More than anything this season, Crafton’s proved the ultimate resilience of his team, led by crew chief Carl “Junior” Joiner. More than once this season they’ve practiced or qualified badly and even started a couple races with a less-than-optimum setup. But as Crafton continually says, his crew “never gives up, never stops working until the race is over.”

That might come in handy at Talladega, where drafting partners are as critical as a rock-solid crew on pit road.

“You can make whatever alliances you feel like you have to, before the race and agree to work together if you’re around each other at the end,” Crafton said. “Todd Bodine and I did that at Daytona and it worked out for us in the end.”

Crafton smiled when he recalled how Bodine pushed him from somewhere in the low-20s in the running order to ninth at the finish in the season-opening superspeedway race at Daytona International Speedway — but it was all circumstances, Crafton admitted.

“At the end of the race, it’s all unspoken,” Crafton said. “If you’re around somebody that has a good truck and you know they can do it, you just start pushing them or you get pushed by them — you just hold it wide open and steer.”

Throughout the 250-mile race, there’s one thing Crafton knows he’s not going to do, and that’s err on the side of being too timid — though he also knows it can be a fine line between being cautiously aggressive and heaven forbid, “stupid” like he expressed with disdain earlier.

“We’re going to race 100 percent on offense,” Crafton said adamantly. “If you start racing back on your heels, you become hesitant and indecisive and that’s where you screw up.

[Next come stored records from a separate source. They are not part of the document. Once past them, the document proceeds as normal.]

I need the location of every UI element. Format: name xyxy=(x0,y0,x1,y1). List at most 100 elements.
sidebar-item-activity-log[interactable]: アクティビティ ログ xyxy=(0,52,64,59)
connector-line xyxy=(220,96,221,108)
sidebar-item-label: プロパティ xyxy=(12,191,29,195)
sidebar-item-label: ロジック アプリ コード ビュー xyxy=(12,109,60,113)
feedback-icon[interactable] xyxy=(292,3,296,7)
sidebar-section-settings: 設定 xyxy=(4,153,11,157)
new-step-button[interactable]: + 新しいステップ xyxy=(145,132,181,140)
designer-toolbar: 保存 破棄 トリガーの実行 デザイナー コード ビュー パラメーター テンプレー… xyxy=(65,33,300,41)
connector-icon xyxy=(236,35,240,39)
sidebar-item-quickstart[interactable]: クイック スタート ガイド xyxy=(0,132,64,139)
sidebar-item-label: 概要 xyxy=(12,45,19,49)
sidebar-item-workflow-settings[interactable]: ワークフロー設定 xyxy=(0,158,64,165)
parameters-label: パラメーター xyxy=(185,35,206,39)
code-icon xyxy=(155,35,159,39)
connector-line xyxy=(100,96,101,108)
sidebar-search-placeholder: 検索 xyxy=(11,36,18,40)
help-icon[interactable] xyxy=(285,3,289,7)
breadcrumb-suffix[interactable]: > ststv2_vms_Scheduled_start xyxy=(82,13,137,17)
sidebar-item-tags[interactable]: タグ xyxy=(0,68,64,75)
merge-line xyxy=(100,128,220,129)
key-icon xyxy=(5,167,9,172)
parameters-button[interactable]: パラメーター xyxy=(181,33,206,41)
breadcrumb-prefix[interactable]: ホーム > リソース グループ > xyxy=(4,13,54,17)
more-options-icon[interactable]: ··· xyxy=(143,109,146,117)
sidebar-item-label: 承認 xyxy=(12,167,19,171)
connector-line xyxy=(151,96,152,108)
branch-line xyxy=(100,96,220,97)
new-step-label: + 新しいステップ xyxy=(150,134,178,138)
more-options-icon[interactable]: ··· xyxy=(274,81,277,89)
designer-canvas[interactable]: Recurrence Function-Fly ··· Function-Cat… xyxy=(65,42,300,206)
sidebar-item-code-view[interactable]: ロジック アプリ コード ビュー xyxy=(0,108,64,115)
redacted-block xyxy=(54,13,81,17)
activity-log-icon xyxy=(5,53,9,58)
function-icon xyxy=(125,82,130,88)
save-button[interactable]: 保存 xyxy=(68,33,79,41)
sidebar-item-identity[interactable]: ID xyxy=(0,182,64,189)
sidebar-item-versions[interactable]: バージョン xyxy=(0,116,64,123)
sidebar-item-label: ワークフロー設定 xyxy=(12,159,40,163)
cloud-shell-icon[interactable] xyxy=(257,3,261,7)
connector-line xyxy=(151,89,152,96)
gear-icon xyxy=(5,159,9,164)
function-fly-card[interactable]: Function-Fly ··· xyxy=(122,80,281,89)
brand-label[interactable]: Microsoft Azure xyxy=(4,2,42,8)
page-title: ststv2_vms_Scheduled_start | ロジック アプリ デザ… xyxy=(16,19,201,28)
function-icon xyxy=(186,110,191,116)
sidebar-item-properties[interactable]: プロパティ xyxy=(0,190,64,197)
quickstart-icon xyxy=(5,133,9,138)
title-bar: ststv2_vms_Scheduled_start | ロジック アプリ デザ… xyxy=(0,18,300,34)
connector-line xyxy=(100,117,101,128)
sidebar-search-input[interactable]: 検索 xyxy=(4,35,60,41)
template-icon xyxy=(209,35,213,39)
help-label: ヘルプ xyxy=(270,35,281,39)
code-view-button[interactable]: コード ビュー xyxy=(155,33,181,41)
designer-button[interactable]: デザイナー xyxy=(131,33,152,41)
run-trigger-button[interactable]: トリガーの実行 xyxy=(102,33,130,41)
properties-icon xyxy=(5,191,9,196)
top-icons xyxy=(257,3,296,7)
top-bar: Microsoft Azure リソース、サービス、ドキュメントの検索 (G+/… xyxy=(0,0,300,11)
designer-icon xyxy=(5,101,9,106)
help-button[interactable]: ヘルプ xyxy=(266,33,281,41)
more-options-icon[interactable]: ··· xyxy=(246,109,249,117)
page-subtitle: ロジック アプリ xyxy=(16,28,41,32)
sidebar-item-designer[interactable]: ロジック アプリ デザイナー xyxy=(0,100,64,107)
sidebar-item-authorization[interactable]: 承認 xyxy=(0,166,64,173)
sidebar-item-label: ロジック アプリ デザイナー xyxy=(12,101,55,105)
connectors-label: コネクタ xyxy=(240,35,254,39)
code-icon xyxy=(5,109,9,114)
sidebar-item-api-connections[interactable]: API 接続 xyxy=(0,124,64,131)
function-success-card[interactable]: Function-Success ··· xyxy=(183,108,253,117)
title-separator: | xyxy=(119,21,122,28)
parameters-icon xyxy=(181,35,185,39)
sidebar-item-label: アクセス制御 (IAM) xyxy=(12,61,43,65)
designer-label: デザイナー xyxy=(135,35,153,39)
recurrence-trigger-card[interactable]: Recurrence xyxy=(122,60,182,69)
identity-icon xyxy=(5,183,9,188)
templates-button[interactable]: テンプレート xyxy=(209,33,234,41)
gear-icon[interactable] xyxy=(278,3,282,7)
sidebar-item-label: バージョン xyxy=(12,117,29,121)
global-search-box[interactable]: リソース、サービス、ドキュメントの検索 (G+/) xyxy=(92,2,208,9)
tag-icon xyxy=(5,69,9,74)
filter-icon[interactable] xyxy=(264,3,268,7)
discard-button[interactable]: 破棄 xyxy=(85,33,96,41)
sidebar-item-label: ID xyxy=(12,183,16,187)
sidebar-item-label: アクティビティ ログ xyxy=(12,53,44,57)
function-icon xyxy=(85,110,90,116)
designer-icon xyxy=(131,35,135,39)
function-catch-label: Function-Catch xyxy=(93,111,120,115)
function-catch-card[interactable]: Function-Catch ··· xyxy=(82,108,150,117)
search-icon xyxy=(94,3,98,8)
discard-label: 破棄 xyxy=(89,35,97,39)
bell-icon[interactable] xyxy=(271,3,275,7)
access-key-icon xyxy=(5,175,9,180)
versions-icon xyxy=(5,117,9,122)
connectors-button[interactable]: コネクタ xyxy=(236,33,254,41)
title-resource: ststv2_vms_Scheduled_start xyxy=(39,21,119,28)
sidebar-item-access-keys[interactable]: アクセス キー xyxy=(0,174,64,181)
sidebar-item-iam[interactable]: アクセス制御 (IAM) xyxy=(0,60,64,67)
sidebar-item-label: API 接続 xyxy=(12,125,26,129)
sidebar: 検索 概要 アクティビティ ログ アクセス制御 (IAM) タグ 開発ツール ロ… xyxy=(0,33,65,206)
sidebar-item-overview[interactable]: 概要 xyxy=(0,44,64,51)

You’ve just got to be on offense and race your (butt) off the whole time.”

Crafton’s ThorSport teammate Johnny Sauter, who won at Daytona with his No. 98 Carolina Nut Co. / Curb Records Toyota, predicted it would take 50 laps before he had an idea of how the race might play out. Crafton took a more extreme view born of his own Daytona experience, where he was all but dialed-out until Bodine — who had gotten shuffled out of the lead draft himself — came to his rescue.

“Heck, you’ve got to wait and see how things develop,” Crafton said. “What, the race is 94 laps? I think you just wait the first 85 laps and see what’s there at the end. With 10-to-go you take a look at what’s left and just go like heck with whatever partner you can hook up with.”

Crafton will extend his series-leading record string of consecutive Truck Series starts to 312 when he takes the green flag Saturday afternoon in a race that’s being held in conjunction with Sunday’s sixth round of the Chase for the NASCAR Sprint Cup.

On Friday there is a single Truck Series practice session, from 10:30 a.m. – 12:30 p.m. ET, which will be telecast live on FOX Sports 1, the former SPEED Channel. Coors Light Pole Qualifying to set the starting lineup is scheduled at 5:10 PM, with coverage on FOX Sports 2 beginning at 5.